In Zukunft ohne Jochen Ernsting

Foto: Stephan Maderner

Stüdemann

In Zukunft ohne Jochen Ernsting

Die Meldung ließ in der Hamburger Motorradszene aufhorchen: Der Stüdemann-Steuermann geht von Bord. Jochen Ernsting, Geschäftsführer des ältesten BMW-Motorradhändlers der Hansestadt (Vertragshändler seit 1971) hört nach 11 Jahren an der Spitze eines der renommiertesten BMW-Zweiradbetriebe Deutschlands und insgesamt 40 Jahren erfolgreicher Arbeit für die Marke BMW auf – und geht in den wohlverdienten Ruhestand.

 Auf dem Facebook-Kanal von Stüdemann tat er diesen Abschied folgendermaßen kund: „Nein, kein Scherz.
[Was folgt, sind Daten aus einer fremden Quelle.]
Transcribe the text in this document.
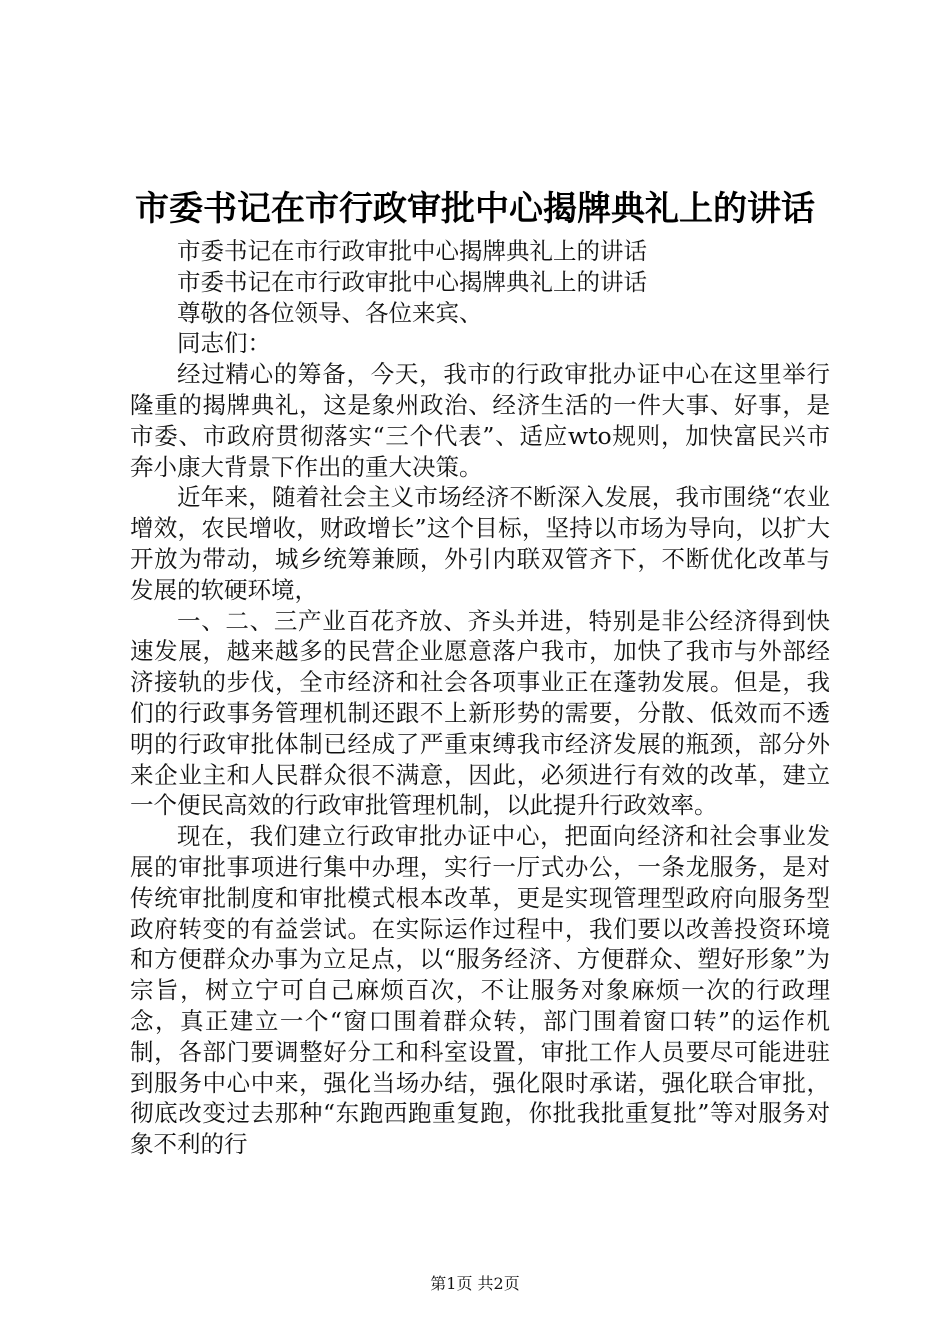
市委书记在市行政审批中心揭牌典礼上的讲话

市委书记在市行政审批中心揭牌典礼上的讲话

市委书记在市行政审批中心揭牌典礼上的讲话

尊敬的各位领导、各位来宾、

同志们：

经过精心的筹备，今天，我市的行政审批办证中心在这里举行隆重的揭牌典礼，这是象州政治、经济生活的一件大事、好事，是市委、市政府贯彻落实“三个代表”、适应wto规则，加快富民兴市奔小康大背景下作出的重大决策。

近年来，随着社会主义市场经济不断深入发展，我市围绕“农业增效，农民增收，财政增长”这个目标，坚持以市场为导向，以扩大开放为带动，城乡统筹兼顾，外引内联双管齐下，不断优化改革与发展的软硬环境，

一、二、三产业百花齐放、齐头并进，特别是非公经济得到快速发展，越来越多的民营企业愿意落户我市，加快了我市与外部经济接轨的步伐，全市经济和社会各项事业正在蓬勃发展。但是，我们的行政事务管理机制还跟不上新形势的需要，分散、低效而不透明的行政审批体制已经成了严重束缚我市经济发展的瓶颈，部分外来企业主和人民群众很不满意，因此，必须进行有效的改革，建立一个便民高效的行政审批管理机制，以此提升行政效率。

现在，我们建立行政审批办证中心，把面向经济和社会事业发展的审批事项进行集中办理，实行一厅式办公，一条龙服务，是对传统审批制度和审批模式根本改革，更是实现管理型政府向服务型政府转变的有益尝试。在实际运作过程中，我们要以改善投资环境和方便群众办事为立足点，以“服务经济、方便群众、塑好形象”为宗旨，树立宁可自己麻烦百次，不让服务对象麻烦一次的行政理念，真正建立一个“窗口围着群众转，部门围着窗口转”的运作机制，各部门要调整好分工和科室设置，审批工作人员要尽可能进驻到服务中心中来，强化当场办结，强化限时承诺，强化联合审批，彻底改变过去那种“东跑西跑重复跑，你批我批重复批”等对服务对象不利的行

第1页 共2页
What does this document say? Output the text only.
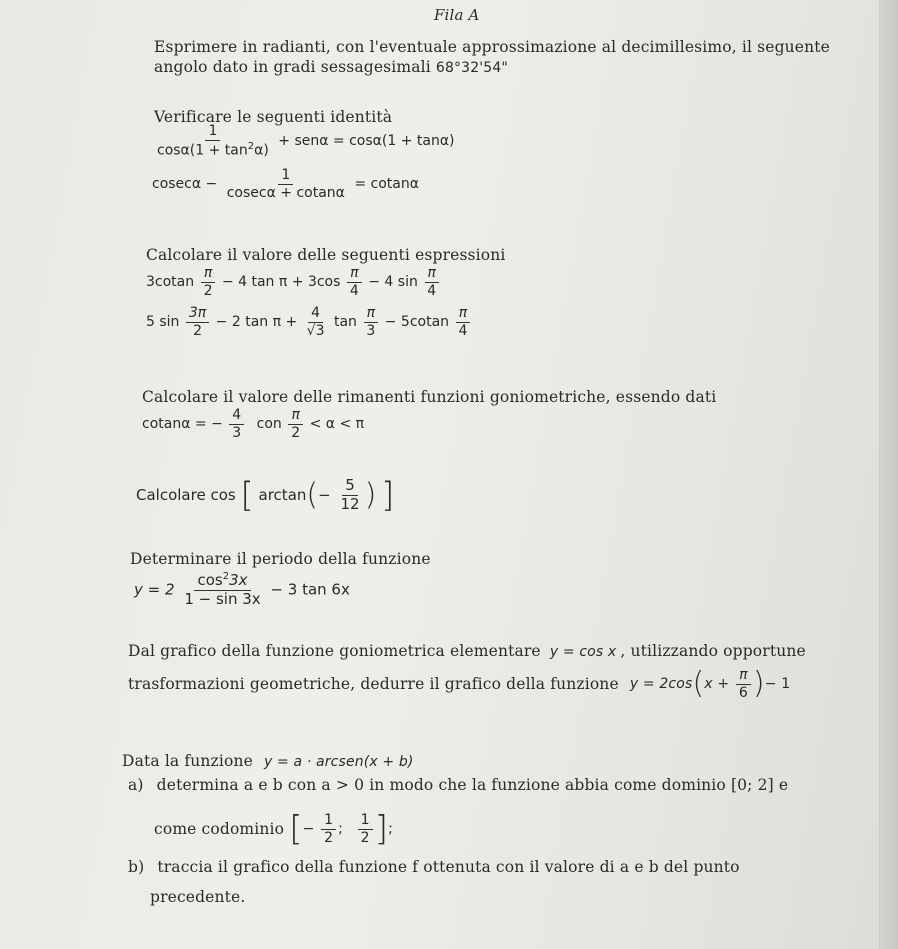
Fila A
Esprimere in radianti, con l'eventuale approssimazione al decimillesimo, il seguente
angolo dato in gradi sessagesimali 68°32'54"
Verificare le seguenti identità
$\frac{1}{\cos\alpha(1 + \tan^2\alpha)} + sen\alpha = \cos\alpha(1 + \tan\alpha)$
$cosec\alpha - \frac{1}{cosec\alpha + cotan\alpha} = cotan\alpha$
Calcolare il valore delle seguenti espressioni
$3cotan \frac{\pi}{2} - 4$ $\tan \pi + 3\cos \frac{\pi}{4} - 4$ $\sin \frac{\pi}{4}$
5 $\sin \frac{3\pi}{2} - 2$ $\tan \pi + \frac{4}{√3}$ $\tan \frac{\pi}{3} - 5cotan \frac{\pi}{4}$
Calcolare il valore delle rimanenti funzioni goniometriche, essendo dati
cotanα = − $\frac{4}{3}$ con $\frac{\pi}{2} < \alpha < \pi$
Calcolare cos [ $\arctan(- \frac{5}{12}$ ) ]
Determinare il periodo della funzione
$y = 2 \frac{\cos^23x}{1 - \sin 3x} - 3$ tan 6x
Dal grafico della funzione goniometrica elementare y = cos x , utilizzando opportune
trasformazioni geometriche, dedurre il grafico della funzione $y = 2\cos(x + \frac{\pi}{6}$ )− 1
Data la funzione y = a · arcsen(x + b)
a) determina a e b con a > 0 in modo che la funzione abbia come dominio [0; 2] e
come codominio [− $\frac{1}{2}$ ; $\frac{1}{2}$ ];
b) traccia il grafico della funzione f ottenuta con il valore di a e b del punto
precedente.
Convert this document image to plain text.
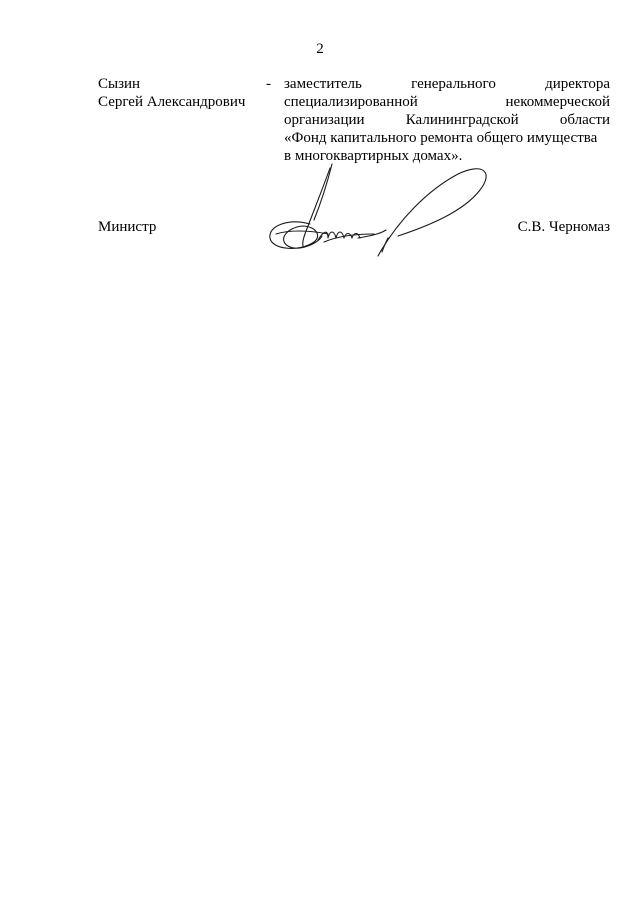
2
Сызин
Сергей Александрович
- заместитель	генерального	директора
специализированной	некоммерческой
организации	Калининградской	области
«Фонд капитального ремонта общего имущества
в многоквартирных домах».
Министр	С.В. Черномаз
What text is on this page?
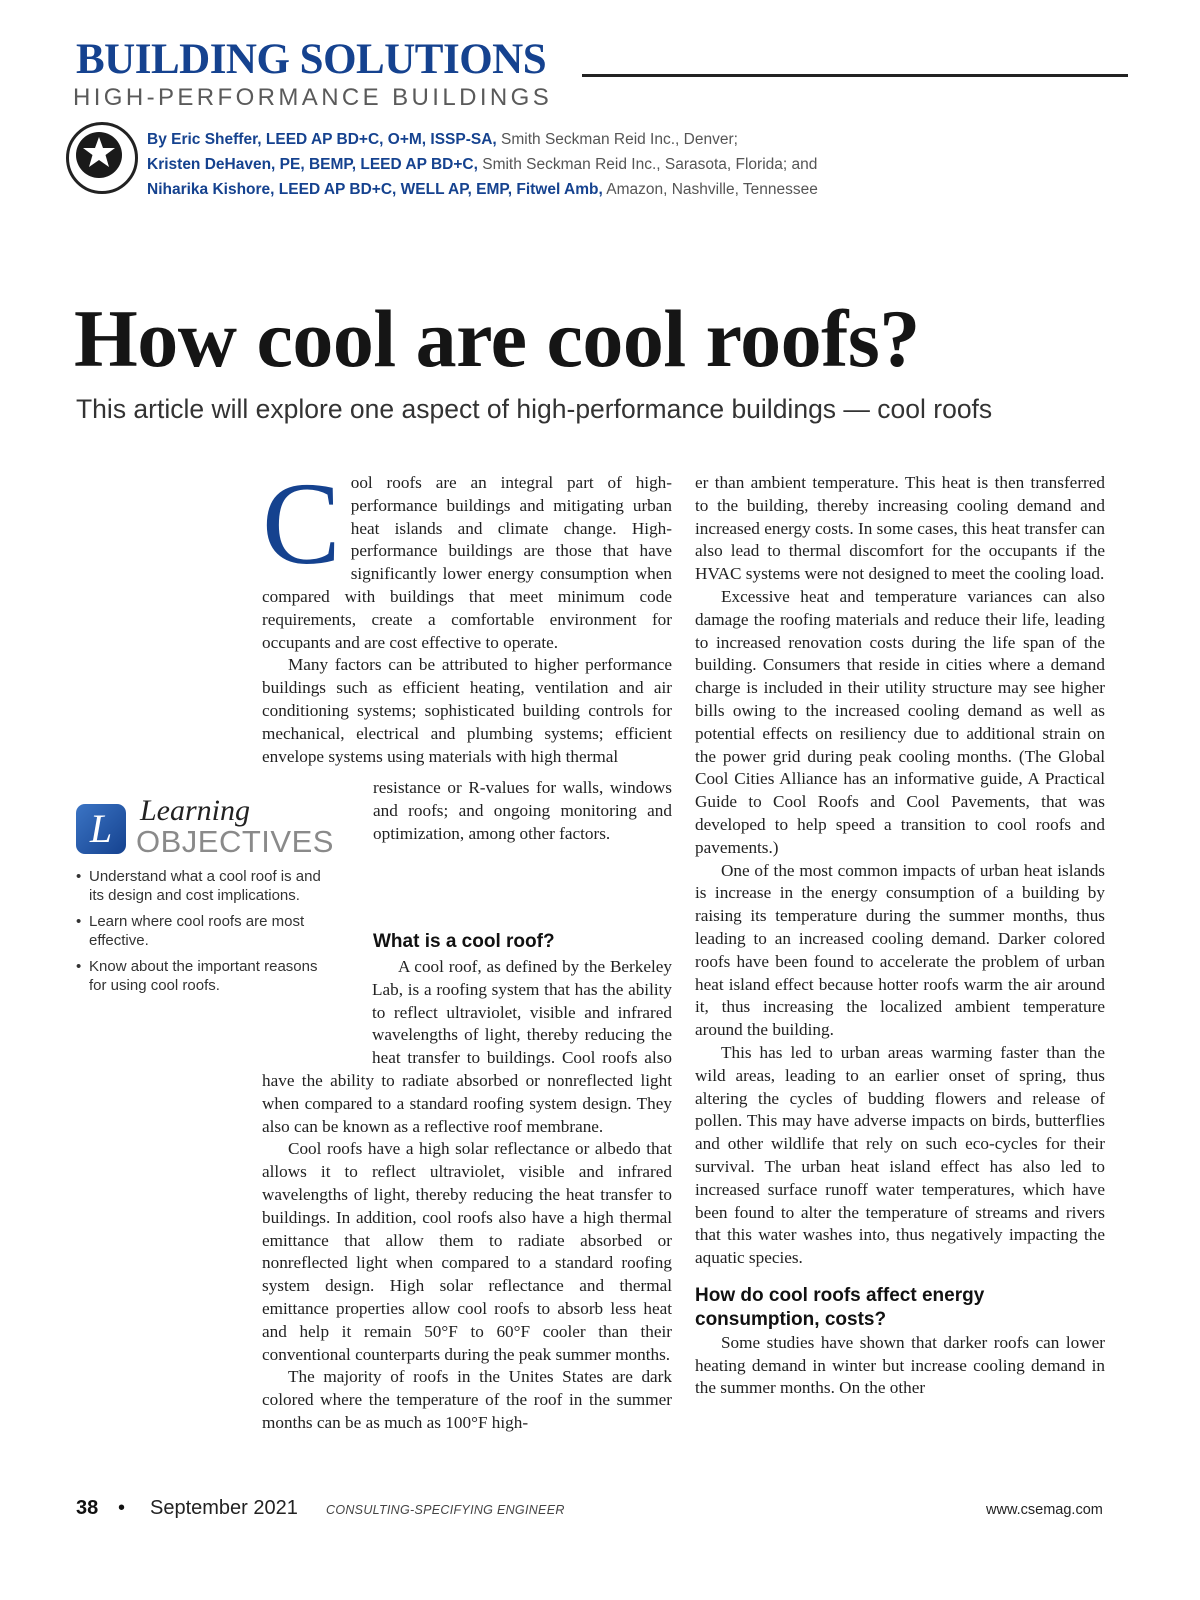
BUILDING SOLUTIONS
HIGH-PERFORMANCE BUILDINGS
By Eric Sheffer, LEED AP BD+C, O+M, ISSP-SA, Smith Seckman Reid Inc., Denver;
Kristen DeHaven, PE, BEMP, LEED AP BD+C, Smith Seckman Reid Inc., Sarasota, Florida; and
Niharika Kishore, LEED AP BD+C, WELL AP, EMP, Fitwel Amb, Amazon, Nashville, Tennessee
How cool are cool roofs?
This article will explore one aspect of high-performance buildings — cool roofs
L Learning
OBJECTIVES
• Understand what a cool roof is and its design and cost implications.
• Learn where cool roofs are most effective.
• Know about the important reasons for using cool roofs.
C ool roofs are an integral part of high-performance buildings and mitigating urban heat islands and climate change. High-performance buildings are those that have significantly lower energy consumption when compared with buildings that meet minimum code requirements, create a comfortable environment for occupants and are cost effective to operate.

Many factors can be attributed to higher performance buildings such as efficient heating, ventilation and air conditioning systems; sophisticated building controls for mechanical, electrical and plumbing systems; efficient envelope systems using materials with high thermal

resistance or R-values for walls, windows and roofs; and ongoing monitoring and optimization, among other factors.

What is a cool roof?

A cool roof, as defined by the Berkeley Lab, is a roofing system that has the ability to reflect ultraviolet, visible and infrared wavelengths of light, thereby reducing the heat transfer to buildings. Cool roofs also have the ability to radiate absorbed or nonreflected light when compared to a standard roofing system design. They also can be known as a reflective roof membrane.

Cool roofs have a high solar reflectance or albedo that allows it to reflect ultraviolet, visible and infrared wavelengths of light, thereby reducing the heat transfer to buildings. In addition, cool roofs also have a high thermal emittance that allow them to radiate absorbed or nonreflected light when compared to a standard roofing system design. High solar reflectance and thermal emittance properties allow cool roofs to absorb less heat and help it remain 50°F to 60°F cooler than their conventional counterparts during the peak summer months.

The majority of roofs in the Unites States are dark colored where the temperature of the roof in the summer months can be as much as 100°F high-

er than ambient temperature. This heat is then transferred to the building, thereby increasing cooling demand and increased energy costs. In some cases, this heat transfer can also lead to thermal discomfort for the occupants if the HVAC systems were not designed to meet the cooling load.

Excessive heat and temperature variances can also damage the roofing materials and reduce their life, leading to increased renovation costs during the life span of the building. Consumers that reside in cities where a demand charge is included in their utility structure may see higher bills owing to the increased cooling demand as well as potential effects on resiliency due to additional strain on the power grid during peak cooling months. (The Global Cool Cities Alliance has an informative guide, A Practical Guide to Cool Roofs and Cool Pavements, that was developed to help speed a transition to cool roofs and pavements.)

One of the most common impacts of urban heat islands is increase in the energy consumption of a building by raising its temperature during the summer months, thus leading to an increased cooling demand. Darker colored roofs have been found to accelerate the problem of urban heat island effect because hotter roofs warm the air around it, thus increasing the localized ambient temperature around the building.

This has led to urban areas warming faster than the wild areas, leading to an earlier onset of spring, thus altering the cycles of budding flowers and release of pollen. This may have adverse impacts on birds, butterflies and other wildlife that rely on such eco-cycles for their survival. The urban heat island effect has also led to increased surface runoff water temperatures, which have been found to alter the temperature of streams and rivers that this water washes into, thus negatively impacting the aquatic species.

How do cool roofs affect energy consumption, costs?

Some studies have shown that darker roofs can lower heating demand in winter but increase cooling demand in the summer months. On the other

38 • September 2021 CONSULTING-SPECIFYING ENGINEER	www.csemag.com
Der Kapitän verlässt tatsächlich die Brücke. Also ich. Der Jochen, der Ernsting. Und schluss-aus-end-und-gültig. Bevor ich dazu ein bisschen was erkläre und gleich jemand wiederbelebt werden muss: das Team, der Laden, die Bestellungen, das alles geht ganz normal weiter, als hätte es mich nie gegeben. Es wird nur irgendwann eben ein anderer Häuptling in das Geschäftsführer-Tipi ziehen. Aber das soll er Euch dann an dieser oder geeigneter anderer Stelle selbst erzählen, wenn es dann so weit sein wird.“

Die wichtigste Botschaft lautete also: „Der Betrieb läuft ohne Unterbrechung in Verkauf und Service uneingeschränkt und normal weiter“, so Jochen Ernsting gegenüber »bike & business«. Bereits seit längerem führen er und BMW Motorrad München Gespräche mit potenziellen Investoren. Etwas überraschend kam dann aber am 15. Mai 2024 die Meldung, wonach Stüdemann beim Amtsgericht Hamburg einen Antrag auf die Eröffnung eines Insolvenzverfahrens gestellt hat (Az67g IN 136/24). „Das Insolvenzverfahren ist bisher aber nicht eröffnet“, sagt Ernsting, doch für den künftigen Inhaber habe man diesen Weg aus formaljuristischen Gründen eingeschlagen.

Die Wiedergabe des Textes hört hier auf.